- Former logo
- Developer(s): Eleon Game Studios
- Publisher(s): Eleon Game Studios
- Engine: Unity
- Platform(s): Microsoft Windows
- Release: 5 August 2020
- Genre(s): adventure, sandbox, survival, space flight simulation
- Mode(s): Single-player, multiplayer

= Empyrion - Galactic Survival =

Open world game

Empyrion - Galactic Survival is an open-world sandbox adventure game. It was released via early access on 5 August 2015 by Eleon Game Studios.

== Gameplay ==
New players crash land on an alien planet, where they must survive a hostile environment full of strange creatures, environmental hazards like acid rain or irradiated fog. They start out with a weapon/gathering tool, flashlight, and a bit of food depending on difficulty.

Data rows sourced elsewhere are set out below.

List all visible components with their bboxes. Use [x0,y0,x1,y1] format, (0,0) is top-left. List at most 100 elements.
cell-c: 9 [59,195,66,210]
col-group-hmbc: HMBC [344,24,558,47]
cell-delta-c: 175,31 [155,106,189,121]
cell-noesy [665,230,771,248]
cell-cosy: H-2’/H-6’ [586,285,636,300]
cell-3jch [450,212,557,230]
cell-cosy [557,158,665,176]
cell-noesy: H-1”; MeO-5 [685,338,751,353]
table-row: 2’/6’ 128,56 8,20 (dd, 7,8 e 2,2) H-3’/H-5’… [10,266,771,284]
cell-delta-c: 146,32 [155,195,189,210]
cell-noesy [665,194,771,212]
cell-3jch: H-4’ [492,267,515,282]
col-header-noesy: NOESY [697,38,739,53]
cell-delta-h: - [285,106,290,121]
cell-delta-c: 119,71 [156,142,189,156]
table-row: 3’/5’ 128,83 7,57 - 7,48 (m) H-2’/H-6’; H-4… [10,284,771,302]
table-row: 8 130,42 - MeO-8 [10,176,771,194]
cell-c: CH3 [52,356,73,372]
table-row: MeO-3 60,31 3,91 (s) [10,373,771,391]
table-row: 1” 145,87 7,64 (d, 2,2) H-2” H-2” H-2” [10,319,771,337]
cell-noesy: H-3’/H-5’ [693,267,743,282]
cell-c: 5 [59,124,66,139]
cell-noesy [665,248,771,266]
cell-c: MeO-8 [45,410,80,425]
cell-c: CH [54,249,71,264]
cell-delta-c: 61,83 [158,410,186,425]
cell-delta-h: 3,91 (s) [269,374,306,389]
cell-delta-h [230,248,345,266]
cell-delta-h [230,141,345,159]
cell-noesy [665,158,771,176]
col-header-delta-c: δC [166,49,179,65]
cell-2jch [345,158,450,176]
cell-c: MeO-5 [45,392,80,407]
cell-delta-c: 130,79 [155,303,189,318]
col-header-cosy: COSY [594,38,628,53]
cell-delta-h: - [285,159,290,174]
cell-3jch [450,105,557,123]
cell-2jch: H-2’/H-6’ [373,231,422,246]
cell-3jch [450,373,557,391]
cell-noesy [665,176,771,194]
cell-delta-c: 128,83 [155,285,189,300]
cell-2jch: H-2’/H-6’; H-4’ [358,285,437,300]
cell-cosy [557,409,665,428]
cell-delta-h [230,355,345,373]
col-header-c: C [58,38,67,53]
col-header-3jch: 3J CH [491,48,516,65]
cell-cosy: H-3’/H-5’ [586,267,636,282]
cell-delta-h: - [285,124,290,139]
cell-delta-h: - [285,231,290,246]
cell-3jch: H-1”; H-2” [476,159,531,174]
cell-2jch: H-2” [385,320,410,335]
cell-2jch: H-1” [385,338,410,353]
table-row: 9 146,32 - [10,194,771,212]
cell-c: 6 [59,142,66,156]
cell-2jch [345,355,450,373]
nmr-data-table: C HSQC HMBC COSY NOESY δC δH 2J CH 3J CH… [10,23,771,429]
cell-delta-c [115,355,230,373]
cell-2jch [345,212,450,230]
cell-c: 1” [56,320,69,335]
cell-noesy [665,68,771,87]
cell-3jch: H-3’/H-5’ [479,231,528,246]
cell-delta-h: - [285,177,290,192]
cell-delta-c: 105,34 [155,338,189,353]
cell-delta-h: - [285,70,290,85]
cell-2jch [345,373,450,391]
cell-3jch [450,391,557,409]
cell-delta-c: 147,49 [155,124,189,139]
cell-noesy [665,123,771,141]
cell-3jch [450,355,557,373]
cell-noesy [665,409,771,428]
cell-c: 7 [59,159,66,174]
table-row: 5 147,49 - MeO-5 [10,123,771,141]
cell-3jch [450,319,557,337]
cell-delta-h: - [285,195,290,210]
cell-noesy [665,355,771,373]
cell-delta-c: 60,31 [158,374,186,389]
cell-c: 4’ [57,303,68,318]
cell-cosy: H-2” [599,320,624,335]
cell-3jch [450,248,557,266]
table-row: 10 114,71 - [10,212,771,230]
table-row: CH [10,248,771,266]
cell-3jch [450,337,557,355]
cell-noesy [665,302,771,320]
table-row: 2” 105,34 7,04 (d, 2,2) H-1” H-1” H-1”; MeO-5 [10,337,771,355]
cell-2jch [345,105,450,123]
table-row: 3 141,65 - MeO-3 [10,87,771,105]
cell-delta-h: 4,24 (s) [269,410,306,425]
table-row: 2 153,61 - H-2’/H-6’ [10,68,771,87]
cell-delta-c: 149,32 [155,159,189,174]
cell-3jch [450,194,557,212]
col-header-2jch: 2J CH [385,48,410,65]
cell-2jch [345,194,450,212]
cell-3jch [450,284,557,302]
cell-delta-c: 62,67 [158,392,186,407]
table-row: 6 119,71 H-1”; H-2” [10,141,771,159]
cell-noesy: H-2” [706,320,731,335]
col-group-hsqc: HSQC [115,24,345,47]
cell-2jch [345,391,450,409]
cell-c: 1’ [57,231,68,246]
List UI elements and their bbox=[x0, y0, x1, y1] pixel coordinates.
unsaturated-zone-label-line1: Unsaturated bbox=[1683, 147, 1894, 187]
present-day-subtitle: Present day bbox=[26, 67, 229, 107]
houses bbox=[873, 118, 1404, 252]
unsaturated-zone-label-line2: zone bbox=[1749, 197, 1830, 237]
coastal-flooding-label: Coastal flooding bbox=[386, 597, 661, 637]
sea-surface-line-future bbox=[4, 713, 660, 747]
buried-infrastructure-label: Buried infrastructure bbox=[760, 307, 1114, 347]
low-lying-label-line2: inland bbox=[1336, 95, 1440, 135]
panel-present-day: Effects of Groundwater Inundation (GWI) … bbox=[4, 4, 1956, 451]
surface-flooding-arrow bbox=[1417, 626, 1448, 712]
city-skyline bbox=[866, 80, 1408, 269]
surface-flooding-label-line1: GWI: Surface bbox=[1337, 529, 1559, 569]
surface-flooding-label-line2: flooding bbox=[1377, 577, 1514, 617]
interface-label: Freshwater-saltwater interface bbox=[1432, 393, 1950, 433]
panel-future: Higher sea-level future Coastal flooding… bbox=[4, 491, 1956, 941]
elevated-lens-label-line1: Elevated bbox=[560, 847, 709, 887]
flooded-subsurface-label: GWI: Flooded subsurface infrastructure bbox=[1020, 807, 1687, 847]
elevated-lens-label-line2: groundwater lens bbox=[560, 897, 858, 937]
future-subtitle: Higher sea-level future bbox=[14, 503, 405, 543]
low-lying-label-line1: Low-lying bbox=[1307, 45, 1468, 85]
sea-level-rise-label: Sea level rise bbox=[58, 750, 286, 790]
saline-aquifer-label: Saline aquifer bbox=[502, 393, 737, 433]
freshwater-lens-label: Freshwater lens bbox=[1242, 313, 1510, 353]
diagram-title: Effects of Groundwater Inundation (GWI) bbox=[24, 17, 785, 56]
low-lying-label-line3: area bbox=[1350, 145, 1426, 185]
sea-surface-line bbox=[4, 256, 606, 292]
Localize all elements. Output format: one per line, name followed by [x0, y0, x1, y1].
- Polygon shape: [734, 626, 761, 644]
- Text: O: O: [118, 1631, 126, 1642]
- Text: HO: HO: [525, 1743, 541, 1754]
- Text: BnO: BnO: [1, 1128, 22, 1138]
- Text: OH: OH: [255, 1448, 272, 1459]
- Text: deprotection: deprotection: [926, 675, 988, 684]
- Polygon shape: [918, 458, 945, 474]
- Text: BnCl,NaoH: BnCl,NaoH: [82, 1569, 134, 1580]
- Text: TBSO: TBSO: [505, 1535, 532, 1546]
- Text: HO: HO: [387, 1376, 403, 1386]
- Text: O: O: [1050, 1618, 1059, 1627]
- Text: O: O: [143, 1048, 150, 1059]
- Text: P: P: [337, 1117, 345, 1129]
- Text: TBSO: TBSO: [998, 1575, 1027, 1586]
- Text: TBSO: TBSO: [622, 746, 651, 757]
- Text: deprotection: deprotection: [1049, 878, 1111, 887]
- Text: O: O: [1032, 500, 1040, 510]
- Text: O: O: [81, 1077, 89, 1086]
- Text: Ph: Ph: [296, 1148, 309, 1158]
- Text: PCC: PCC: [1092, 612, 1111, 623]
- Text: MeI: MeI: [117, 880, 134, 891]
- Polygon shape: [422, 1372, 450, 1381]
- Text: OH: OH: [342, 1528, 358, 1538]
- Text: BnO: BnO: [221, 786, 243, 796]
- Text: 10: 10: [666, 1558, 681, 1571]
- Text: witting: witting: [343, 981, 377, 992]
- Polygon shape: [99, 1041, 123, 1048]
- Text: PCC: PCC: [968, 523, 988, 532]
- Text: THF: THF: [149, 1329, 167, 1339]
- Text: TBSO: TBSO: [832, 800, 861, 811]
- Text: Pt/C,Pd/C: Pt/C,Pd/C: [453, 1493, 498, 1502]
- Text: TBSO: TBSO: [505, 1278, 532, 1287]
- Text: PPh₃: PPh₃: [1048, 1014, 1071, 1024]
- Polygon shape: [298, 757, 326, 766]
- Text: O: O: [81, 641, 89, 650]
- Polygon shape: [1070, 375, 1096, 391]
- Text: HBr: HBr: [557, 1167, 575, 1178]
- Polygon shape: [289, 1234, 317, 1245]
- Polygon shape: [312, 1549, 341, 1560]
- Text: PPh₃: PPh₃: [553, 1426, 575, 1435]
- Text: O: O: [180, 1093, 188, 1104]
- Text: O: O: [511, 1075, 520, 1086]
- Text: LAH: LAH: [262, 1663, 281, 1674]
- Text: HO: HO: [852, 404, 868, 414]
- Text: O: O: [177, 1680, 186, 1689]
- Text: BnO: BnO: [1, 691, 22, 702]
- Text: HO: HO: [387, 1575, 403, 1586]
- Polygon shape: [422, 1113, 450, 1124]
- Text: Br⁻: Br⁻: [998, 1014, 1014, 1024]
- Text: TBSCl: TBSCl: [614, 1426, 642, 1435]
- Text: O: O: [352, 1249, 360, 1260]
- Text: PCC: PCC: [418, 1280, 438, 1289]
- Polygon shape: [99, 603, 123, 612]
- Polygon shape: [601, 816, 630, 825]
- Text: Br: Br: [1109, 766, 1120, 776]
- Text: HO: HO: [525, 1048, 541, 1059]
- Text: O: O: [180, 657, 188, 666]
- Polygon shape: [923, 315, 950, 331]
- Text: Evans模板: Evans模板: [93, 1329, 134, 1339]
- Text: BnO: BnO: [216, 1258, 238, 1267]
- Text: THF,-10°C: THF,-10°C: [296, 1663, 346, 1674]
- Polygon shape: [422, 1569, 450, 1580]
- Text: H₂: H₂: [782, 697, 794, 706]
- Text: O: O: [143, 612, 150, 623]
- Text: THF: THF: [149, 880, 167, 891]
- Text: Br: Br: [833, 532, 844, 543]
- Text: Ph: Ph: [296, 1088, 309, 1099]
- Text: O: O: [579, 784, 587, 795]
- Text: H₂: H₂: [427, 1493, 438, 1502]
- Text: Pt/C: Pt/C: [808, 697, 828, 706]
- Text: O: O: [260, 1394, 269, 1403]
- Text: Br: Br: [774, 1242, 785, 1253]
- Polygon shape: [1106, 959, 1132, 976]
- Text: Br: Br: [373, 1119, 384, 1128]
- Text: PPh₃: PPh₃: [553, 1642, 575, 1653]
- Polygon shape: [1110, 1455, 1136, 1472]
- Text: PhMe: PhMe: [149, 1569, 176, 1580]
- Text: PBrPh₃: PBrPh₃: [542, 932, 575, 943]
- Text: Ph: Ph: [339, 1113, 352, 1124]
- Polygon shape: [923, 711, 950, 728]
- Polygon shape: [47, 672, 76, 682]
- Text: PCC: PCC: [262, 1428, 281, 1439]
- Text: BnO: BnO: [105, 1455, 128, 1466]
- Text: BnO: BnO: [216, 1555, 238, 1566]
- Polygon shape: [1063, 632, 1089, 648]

Players need to forage to find rarer materials and food to stay alive. Using a portable constructor they can create with their advanced armor suit, they can build a variety of objects and components for advanced crafting, including bases, hoverbikes, ground hovercraft vehicles, and spaceships. As of the 1.10 update, players can build hoverbikes, hover vessels, small vessels, and larger capital vessels. In multiplayer, the planets are persistent worlds, and players can interact with each other, including trading and player versus player combat.

== Development ==
Empyrion was designed to focus on making exploration interesting. In an interview, the team referenced a German proverb that translates to "the journey is the reward". Comparing their game to No Man's Sky, Eleon said they wanted to make exploration fun first, then work on expanding the game to support a massive number of planets. A rotating number of player-created schematics for bases and ships are featured in-game, and surveys determine what features Eleon prioritizes. The game left early access alpha in 2020.